Le solde du prix à régler par l’acquéreur a été arbitré par les experts-comptables des parties à la somme de 503 934 euros.
Assignée en paiement devant le tribunal de commerce, la société FH Holding a, à titre reconventionnel, conclu à l’annulation de la cession et subsidiairement à l’allocation de dommages et intérêts.
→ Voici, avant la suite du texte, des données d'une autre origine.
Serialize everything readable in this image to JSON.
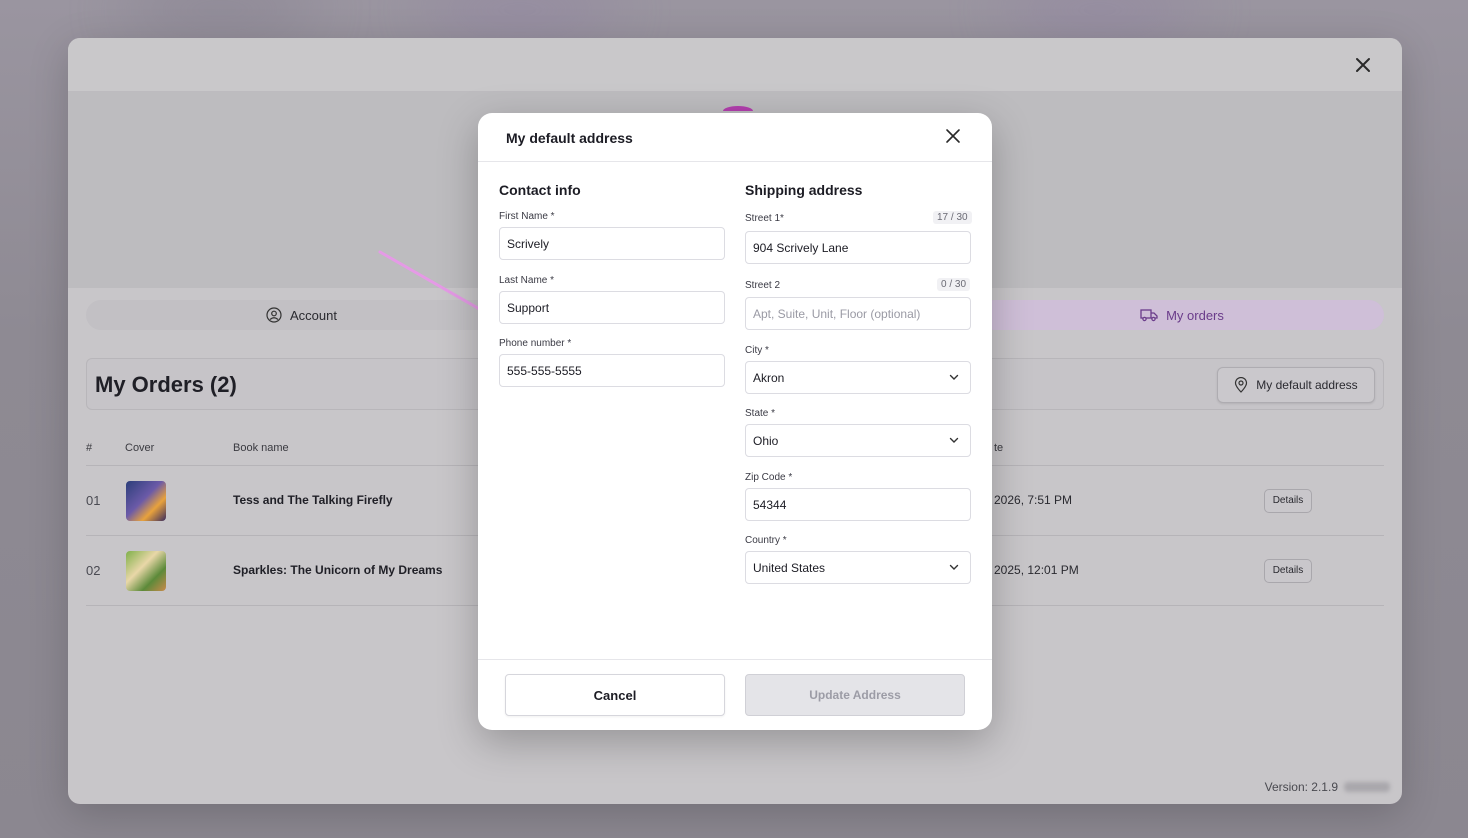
{
  "outer": {
    "tabs": {
      "account": "Account",
      "orders": "My orders"
    },
    "orders_title": "My Orders (2)",
    "default_address_button": "My default address",
    "table": {
      "headers": [
        "#",
        "Cover",
        "Book name",
        "te"
      ],
      "rows": [
        {
          "num": "01",
          "book": "Tess and The Talking Firefly",
          "date": "2026, 7:51 PM",
          "details": "Details"
        },
        {
          "num": "02",
          "book": "Sparkles: The Unicorn of My Dreams",
          "date": "2025, 12:01 PM",
          "details": "Details"
        }
      ]
    },
    "version": "Version: 2.1.9"
  },
  "dialog": {
    "title": "My default address",
    "contact": {
      "title": "Contact info",
      "first_name_label": "First Name *",
      "first_name_value": "Scrively",
      "last_name_label": "Last Name *",
      "last_name_value": "Support",
      "phone_label": "Phone number *",
      "phone_value": "555-555-5555"
    },
    "shipping": {
      "title": "Shipping address",
      "street1_label": "Street 1*",
      "street1_counter": "17 / 30",
      "street1_value": "904 Scrively Lane",
      "street2_label": "Street 2",
      "street2_counter": "0 / 30",
      "street2_placeholder": "Apt, Suite, Unit, Floor (optional)",
      "city_label": "City *",
      "city_value": "Akron",
      "state_label": "State *",
      "state_value": "Ohio",
      "zip_label": "Zip Code *",
      "zip_value": "54344",
      "country_label": "Country *",
      "country_value": "United States"
    },
    "cancel_label": "Cancel",
    "update_label": "Update Address"
  },
  "colors": {
    "accent_purple": "#6a3b8a",
    "arrow_pink": "#e59ae6",
    "brand_pink": "#b33fae"
  }
}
Saisie sur appel du jugement rendu le 13 décembre 2012 par le tribunal de commerce de Rennes, la cour d’appel de Rennes a, par un arrêt du 23 septembre 2014, rectifié le 18 novembre 2014, et interprété le 7 avril 2015, essentiellement :
– annulé la cession des actions de la société Vert Import pour dol,
– condamné les cédants à restituer à la société FH Holding les sommes perçues en règlement du prix de cession, à proportion du nombre de titres cédés, soit 25 % pour Mme [Y] [D] épouse [B],
– ordonné la restitution des actions par la société FH Holding
– et avant dire droit sur le préjudice de la société FH Holding, invité celle-ci à s’expliquer et à chiffrer sa demande.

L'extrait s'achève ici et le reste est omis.